The previous §14 was the plan for Phases 8–11. All four shipped, so the plan moved into §9. This section now codifies the rule that produced this file in the first place — don't lose it on a context reset.

After every commit that completes a phase or substantive change:

1. Commit the code first. A commit message that captures what changed, why, and how it was verified is the canonical record.
2. Update §9. If the work matched a planned phase, move it from Upcoming → Shipped with the SHA. If it didn't match a planned phase (hotfix, infra fix, etc.), insert it inline with the SHA.
3. Update §13. Append the new SHA to the git history block.
4. If new files / directories were added or moved, refresh §3.
5. If the test count changed, update §11's expected count.
6. Commit the SPEC.md update as its own commit.

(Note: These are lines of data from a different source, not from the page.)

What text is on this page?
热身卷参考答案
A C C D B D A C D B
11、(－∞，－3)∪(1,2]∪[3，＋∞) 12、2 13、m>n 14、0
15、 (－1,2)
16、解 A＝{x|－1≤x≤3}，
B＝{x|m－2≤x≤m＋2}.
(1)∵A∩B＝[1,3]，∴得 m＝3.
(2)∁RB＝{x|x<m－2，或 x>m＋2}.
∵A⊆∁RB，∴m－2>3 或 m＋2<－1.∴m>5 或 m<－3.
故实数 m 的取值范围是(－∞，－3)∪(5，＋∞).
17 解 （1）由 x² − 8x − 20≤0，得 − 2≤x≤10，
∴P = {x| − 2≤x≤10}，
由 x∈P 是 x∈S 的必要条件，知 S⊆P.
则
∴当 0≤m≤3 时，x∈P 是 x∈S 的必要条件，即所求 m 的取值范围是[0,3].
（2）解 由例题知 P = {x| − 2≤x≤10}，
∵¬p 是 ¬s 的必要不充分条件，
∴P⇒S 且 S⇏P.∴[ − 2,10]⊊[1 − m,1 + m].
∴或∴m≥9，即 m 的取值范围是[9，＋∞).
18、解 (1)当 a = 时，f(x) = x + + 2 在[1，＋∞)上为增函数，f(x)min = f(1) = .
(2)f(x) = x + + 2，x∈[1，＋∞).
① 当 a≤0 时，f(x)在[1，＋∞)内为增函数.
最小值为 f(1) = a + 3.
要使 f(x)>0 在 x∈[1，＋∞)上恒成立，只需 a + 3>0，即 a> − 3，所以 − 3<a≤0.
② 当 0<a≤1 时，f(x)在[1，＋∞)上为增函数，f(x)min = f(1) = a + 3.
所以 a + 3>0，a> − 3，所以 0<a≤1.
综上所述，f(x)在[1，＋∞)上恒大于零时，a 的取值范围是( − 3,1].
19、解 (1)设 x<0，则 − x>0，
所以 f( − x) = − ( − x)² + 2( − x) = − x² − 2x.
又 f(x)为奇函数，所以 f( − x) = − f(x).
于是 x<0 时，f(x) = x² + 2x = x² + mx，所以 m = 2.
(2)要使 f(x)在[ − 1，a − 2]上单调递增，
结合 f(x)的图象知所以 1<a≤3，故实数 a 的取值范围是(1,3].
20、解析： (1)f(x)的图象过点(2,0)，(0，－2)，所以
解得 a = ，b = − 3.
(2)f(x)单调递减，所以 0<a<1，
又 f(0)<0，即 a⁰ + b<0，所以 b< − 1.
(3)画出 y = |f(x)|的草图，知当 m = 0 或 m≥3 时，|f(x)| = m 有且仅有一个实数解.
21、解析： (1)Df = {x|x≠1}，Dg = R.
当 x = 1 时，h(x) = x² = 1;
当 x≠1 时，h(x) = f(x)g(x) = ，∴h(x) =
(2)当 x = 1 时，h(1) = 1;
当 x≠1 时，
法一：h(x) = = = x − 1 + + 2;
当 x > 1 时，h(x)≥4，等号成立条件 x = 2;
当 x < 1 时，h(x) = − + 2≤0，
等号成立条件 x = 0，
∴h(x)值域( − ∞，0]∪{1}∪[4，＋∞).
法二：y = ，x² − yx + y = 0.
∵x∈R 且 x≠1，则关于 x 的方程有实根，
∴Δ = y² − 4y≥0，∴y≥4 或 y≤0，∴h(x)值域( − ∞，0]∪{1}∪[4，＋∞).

Keeping it separate means a git revert of the code revert leaves the doc honest by reverting alongside.
7. If the change affects the resume prompt in §12 (e.g. a new "next phase" or a deferred-work item gets resolved), update that too.

Why: a fresh Claude session starts by reading this file. Stale status here is the single biggest source of duplicated or wrong work. Keeping the file truthful costs ~2 minutes per phase; recovering from a stale file costs more.

If you skip these steps, the next session will eventually notice and have to rebuild the picture from git log and the codebase. That's recoverable, but a regression from why this file exists.